Я вынужден рассказать о случившейся катастрофе. Кажется, она порядком разочарована.
— О, это неизбежно. Боюсь, рано или поздно такое случается со всеми. — Мы снова кружимся в танце, и она продолжает: — Через пару недель уезжаю на Ближний Восток.
— Счастливица.
— Не на отдых, а по делам. Ты не поверишь, сколько в Дамаске английских акварелей девятнадцатого века.
— Много?
— Хотя возникла небольшая проблемка. Давина, моя главная помощница по галерее, ушла в декрет, глупышка. Не знаю, заинтересуешься ли ты… Да я и не навсегда тебя зову… Деньги хорошие.
Ассистент в художественной галерее Пимлико — похоже, мне предлагают работу.
— И, кстати, дорогой, — добавляет она, склонившись к моему уху, — на этой должности гораздо меньше шансов подцепить гонорею.
— О чем болтали? — интересуется Клайв, отирая лоб пунцовым платком.
— О деле, — отвечаю я. — Исключительно о деле.
Новый танец — новый разговор.
— Ну а с личной жизнью как? — спрашивает Оливия.
— Эх, — вздыхаю. — Опять я не у дел.
— И не говори, — продолжает она. — Девушка в зеленом?
— Откуда вы…
— Ты с нее глаз не сводишь.
— С нее все не сводят глаз.
— Да.
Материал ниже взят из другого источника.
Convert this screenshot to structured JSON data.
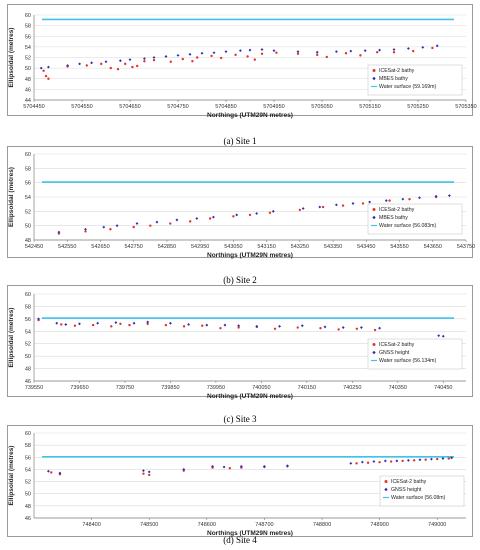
{
  "chart_data": [
    {
      "type": "scatter",
      "caption": "(a) Site 1",
      "xlabel": "Northings (UTM29N metres)",
      "ylabel": "Ellipsoidal (metres)",
      "xlim": [
        5704450,
        5705350
      ],
      "ylim": [
        44,
        60
      ],
      "xticks": [
        5704450,
        5704550,
        5704650,
        5704750,
        5704850,
        5704950,
        5705050,
        5705150,
        5705250,
        5705350
      ],
      "yticks": [
        44,
        46,
        48,
        50,
        52,
        54,
        56,
        58,
        60
      ],
      "legend_position": "right",
      "series": [
        {
          "name": "ICESat-2 bathy",
          "color": "#e8312a",
          "points": [
            [
              5704470,
              49.5
            ],
            [
              5704475,
              48.5
            ],
            [
              5704480,
              48
            ],
            [
              5704520,
              50.3
            ],
            [
              5704560,
              50.5
            ],
            [
              5704590,
              50.8
            ],
            [
              5704610,
              50
            ],
            [
              5704625,
              49.8
            ],
            [
              5704640,
              50.8
            ],
            [
              5704655,
              50.2
            ],
            [
              5704665,
              50.4
            ],
            [
              5704680,
              51.3
            ],
            [
              5704700,
              51.5
            ],
            [
              5704735,
              51.2
            ],
            [
              5704760,
              51.7
            ],
            [
              5704780,
              51.3
            ],
            [
              5704790,
              52
            ],
            [
              5704820,
              52.3
            ],
            [
              5704840,
              51.9
            ],
            [
              5704870,
              52.5
            ],
            [
              5704895,
              52.2
            ],
            [
              5704910,
              51.6
            ],
            [
              5704925,
              52.7
            ],
            [
              5704955,
              52.9
            ],
            [
              5705000,
              52.7
            ],
            [
              5705040,
              52.5
            ],
            [
              5705060,
              52.1
            ],
            [
              5705100,
              52.8
            ],
            [
              5705130,
              52.4
            ],
            [
              5705165,
              53
            ],
            [
              5705200,
              53
            ],
            [
              5705240,
              53.2
            ],
            [
              5705280,
              53.8
            ]
          ]
        },
        {
          "name": "MBES bathy",
          "color": "#2d2db5",
          "points": [
            [
              5704465,
              50
            ],
            [
              5704480,
              50.2
            ],
            [
              5704520,
              50.5
            ],
            [
              5704545,
              50.8
            ],
            [
              5704570,
              51
            ],
            [
              5704600,
              51.2
            ],
            [
              5704630,
              51.4
            ],
            [
              5704650,
              51.6
            ],
            [
              5704680,
              51.8
            ],
            [
              5704700,
              52
            ],
            [
              5704725,
              52.2
            ],
            [
              5704750,
              52.4
            ],
            [
              5704775,
              52.6
            ],
            [
              5704800,
              52.8
            ],
            [
              5704825,
              52.9
            ],
            [
              5704850,
              53.1
            ],
            [
              5704880,
              53.3
            ],
            [
              5704900,
              53.4
            ],
            [
              5704925,
              53.5
            ],
            [
              5704950,
              53.3
            ],
            [
              5705000,
              53.1
            ],
            [
              5705040,
              53
            ],
            [
              5705080,
              53.1
            ],
            [
              5705110,
              53.2
            ],
            [
              5705140,
              53.3
            ],
            [
              5705170,
              53.4
            ],
            [
              5705200,
              53.5
            ],
            [
              5705230,
              53.7
            ],
            [
              5705260,
              53.9
            ],
            [
              5705290,
              54.2
            ]
          ]
        }
      ],
      "water_surface": {
        "name": "Water surface (59.169m)",
        "y": 59.169,
        "color": "#3fc4e8"
      }
    },
    {
      "type": "scatter",
      "caption": "(b) Site 2",
      "xlabel": "Northings (UTM29N metres)",
      "ylabel": "Ellipsoidal (metres)",
      "xlim": [
        542450,
        543750
      ],
      "ylim": [
        48,
        60
      ],
      "xticks": [
        542450,
        542550,
        542650,
        542750,
        542850,
        542950,
        543050,
        543150,
        543250,
        543350,
        543450,
        543550,
        543650,
        543750
      ],
      "yticks": [
        48,
        50,
        52,
        54,
        56,
        58,
        60
      ],
      "legend_position": "right",
      "series": [
        {
          "name": "ICESat-2 bathy",
          "color": "#e8312a",
          "points": [
            [
              542525,
              48.9
            ],
            [
              542605,
              49.2
            ],
            [
              542680,
              49.5
            ],
            [
              542750,
              49.8
            ],
            [
              542800,
              50
            ],
            [
              542860,
              50.3
            ],
            [
              542920,
              50.6
            ],
            [
              542980,
              51
            ],
            [
              543050,
              51.3
            ],
            [
              543100,
              51.5
            ],
            [
              543160,
              51.8
            ],
            [
              543250,
              52.2
            ],
            [
              543320,
              52.6
            ],
            [
              543380,
              52.8
            ],
            [
              543440,
              53.1
            ],
            [
              543520,
              53.5
            ],
            [
              543580,
              53.7
            ],
            [
              543660,
              54
            ]
          ]
        },
        {
          "name": "MBES bathy",
          "color": "#2d2db5",
          "points": [
            [
              542525,
              49.1
            ],
            [
              542605,
              49.5
            ],
            [
              542660,
              49.8
            ],
            [
              542700,
              50
            ],
            [
              542760,
              50.3
            ],
            [
              542820,
              50.5
            ],
            [
              542880,
              50.8
            ],
            [
              542940,
              51
            ],
            [
              542990,
              51.2
            ],
            [
              543060,
              51.5
            ],
            [
              543120,
              51.7
            ],
            [
              543170,
              52
            ],
            [
              543260,
              52.4
            ],
            [
              543310,
              52.6
            ],
            [
              543360,
              52.9
            ],
            [
              543410,
              53.1
            ],
            [
              543460,
              53.3
            ],
            [
              543510,
              53.5
            ],
            [
              543560,
              53.7
            ],
            [
              543610,
              53.9
            ],
            [
              543660,
              54.1
            ],
            [
              543700,
              54.2
            ]
          ]
        }
      ],
      "water_surface": {
        "name": "Water surface (56.083m)",
        "y": 56.083,
        "color": "#3fc4e8"
      }
    },
    {
      "type": "scatter",
      "caption": "(c) Site 3",
      "xlabel": "Northings (UTM29N metres)",
      "ylabel": "Ellipsoidal (metres)",
      "xlim": [
        739550,
        740500
      ],
      "ylim": [
        46,
        60
      ],
      "xticks": [
        739550,
        739650,
        739750,
        739850,
        739950,
        740050,
        740150,
        740250,
        740350,
        740450
      ],
      "yticks": [
        46,
        48,
        50,
        52,
        54,
        56,
        58,
        60
      ],
      "legend_position": "right",
      "series": [
        {
          "name": "ICESat-2 bathy",
          "color": "#e8312a",
          "points": [
            [
              739560,
              55.8
            ],
            [
              739610,
              55.1
            ],
            [
              739640,
              54.9
            ],
            [
              739680,
              55
            ],
            [
              739720,
              54.8
            ],
            [
              739740,
              55.2
            ],
            [
              739760,
              55
            ],
            [
              739800,
              55.2
            ],
            [
              739840,
              55
            ],
            [
              739880,
              54.8
            ],
            [
              739920,
              54.9
            ],
            [
              739960,
              54.5
            ],
            [
              740000,
              54.6
            ],
            [
              740040,
              54.7
            ],
            [
              740080,
              54.4
            ],
            [
              740130,
              54.6
            ],
            [
              740180,
              54.5
            ],
            [
              740220,
              54.3
            ],
            [
              740260,
              54.4
            ],
            [
              740300,
              54.2
            ]
          ]
        },
        {
          "name": "GNSS height",
          "color": "#2d2db5",
          "points": [
            [
              739560,
              56
            ],
            [
              739600,
              55.3
            ],
            [
              739620,
              55.1
            ],
            [
              739650,
              55.2
            ],
            [
              739690,
              55.3
            ],
            [
              739730,
              55.4
            ],
            [
              739770,
              55.3
            ],
            [
              739800,
              55.5
            ],
            [
              739850,
              55.3
            ],
            [
              739890,
              55.1
            ],
            [
              739930,
              55
            ],
            [
              739970,
              55
            ],
            [
              740000,
              54.9
            ],
            [
              740040,
              54.8
            ],
            [
              740090,
              54.8
            ],
            [
              740140,
              54.9
            ],
            [
              740190,
              54.7
            ],
            [
              740230,
              54.6
            ],
            [
              740270,
              54.6
            ],
            [
              740310,
              54.5
            ],
            [
              740440,
              53.3
            ],
            [
              740450,
              53.2
            ]
          ]
        }
      ],
      "water_surface": {
        "name": "Water surface (56.134m)",
        "y": 56.134,
        "color": "#3fc4e8"
      }
    },
    {
      "type": "scatter",
      "caption": "(d) Site 4",
      "xlabel": "Northings (UTM29N metres)",
      "ylabel": "Ellipsoidal (metres)",
      "xlim": [
        748300,
        749050
      ],
      "ylim": [
        46,
        60
      ],
      "xticks": [
        748400,
        748500,
        748600,
        748700,
        748800,
        748900,
        749000
      ],
      "yticks": [
        46,
        48,
        50,
        52,
        54,
        56,
        58,
        60
      ],
      "legend_position": "right",
      "series": [
        {
          "name": "ICESat-2 bathy",
          "color": "#e8312a",
          "points": [
            [
              748330,
              53.5
            ],
            [
              748345,
              53.2
            ],
            [
              748490,
              53.3
            ],
            [
              748500,
              53.1
            ],
            [
              748560,
              53.8
            ],
            [
              748610,
              54.3
            ],
            [
              748640,
              54.2
            ],
            [
              748660,
              54.3
            ],
            [
              748700,
              54.4
            ],
            [
              748740,
              54.5
            ],
            [
              748860,
              55
            ],
            [
              748880,
              55.1
            ],
            [
              748900,
              55.2
            ],
            [
              748920,
              55.3
            ],
            [
              748940,
              55.4
            ],
            [
              748960,
              55.5
            ],
            [
              748980,
              55.6
            ],
            [
              749000,
              55.7
            ],
            [
              749020,
              55.8
            ]
          ]
        },
        {
          "name": "GNSS height",
          "color": "#2d2db5",
          "points": [
            [
              748325,
              53.7
            ],
            [
              748345,
              53.4
            ],
            [
              748490,
              53.8
            ],
            [
              748500,
              53.6
            ],
            [
              748560,
              54
            ],
            [
              748610,
              54.5
            ],
            [
              748630,
              54.4
            ],
            [
              748660,
              54.5
            ],
            [
              748700,
              54.5
            ],
            [
              748740,
              54.6
            ],
            [
              748850,
              55
            ],
            [
              748870,
              55.2
            ],
            [
              748890,
              55.3
            ],
            [
              748910,
              55.4
            ],
            [
              748930,
              55.4
            ],
            [
              748950,
              55.5
            ],
            [
              748970,
              55.6
            ],
            [
              748990,
              55.7
            ],
            [
              749010,
              55.8
            ],
            [
              749025,
              55.9
            ]
          ]
        }
      ],
      "water_surface": {
        "name": "Water surface (56.08m)",
        "y": 56.08,
        "color": "#3fc4e8"
      }
    }
  ]
}
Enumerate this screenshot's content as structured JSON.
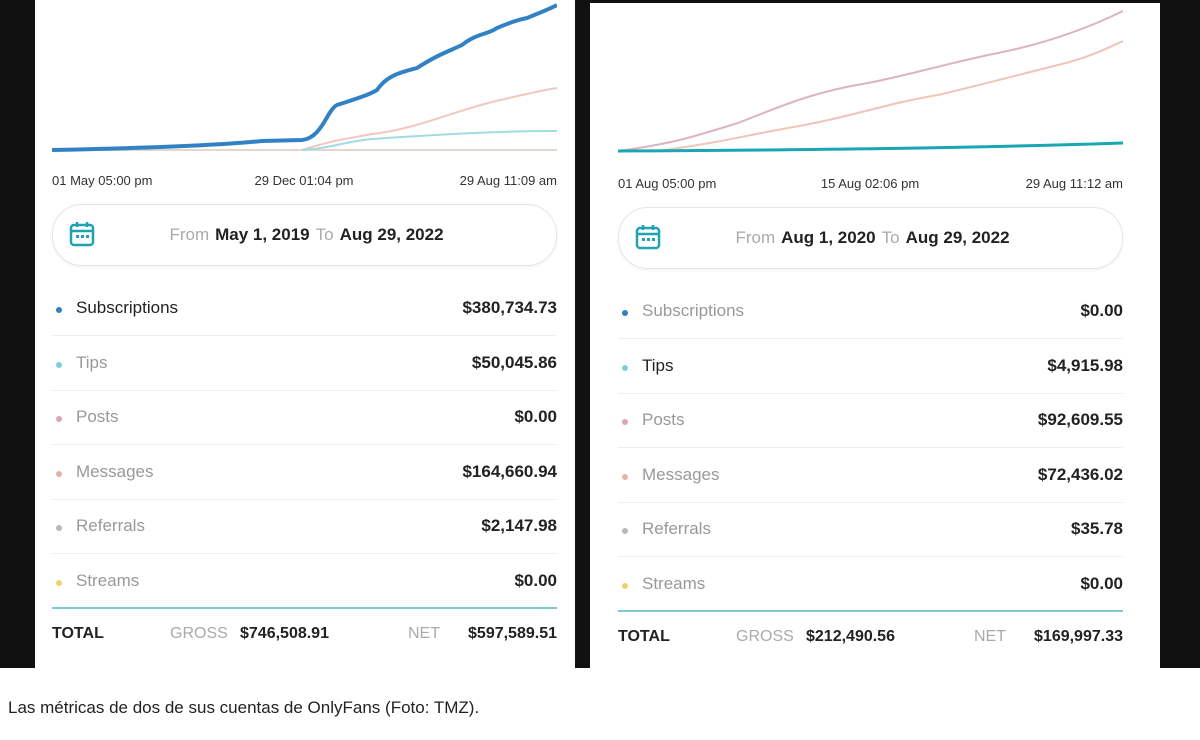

Но только когда на нее смотришь ты, у тебя лицо становится таким же зеленым, как ее платье. Будто тебя вот-вот стошнит.
— Спасибо, — отвечаю я, улыбаясь сам не зная чему. — Как бы там ни было, а она занята.
— Они с Майлзом счастливы?
— Боюсь, безумно. — Прокручиваю Оливию под своей правой рукой совсем не в такт музыке, но с таким залихватским жаром, какой, на мой взгляд, вполне оправдывает подобный маневр. — Как и Амрита с вашим Третьим.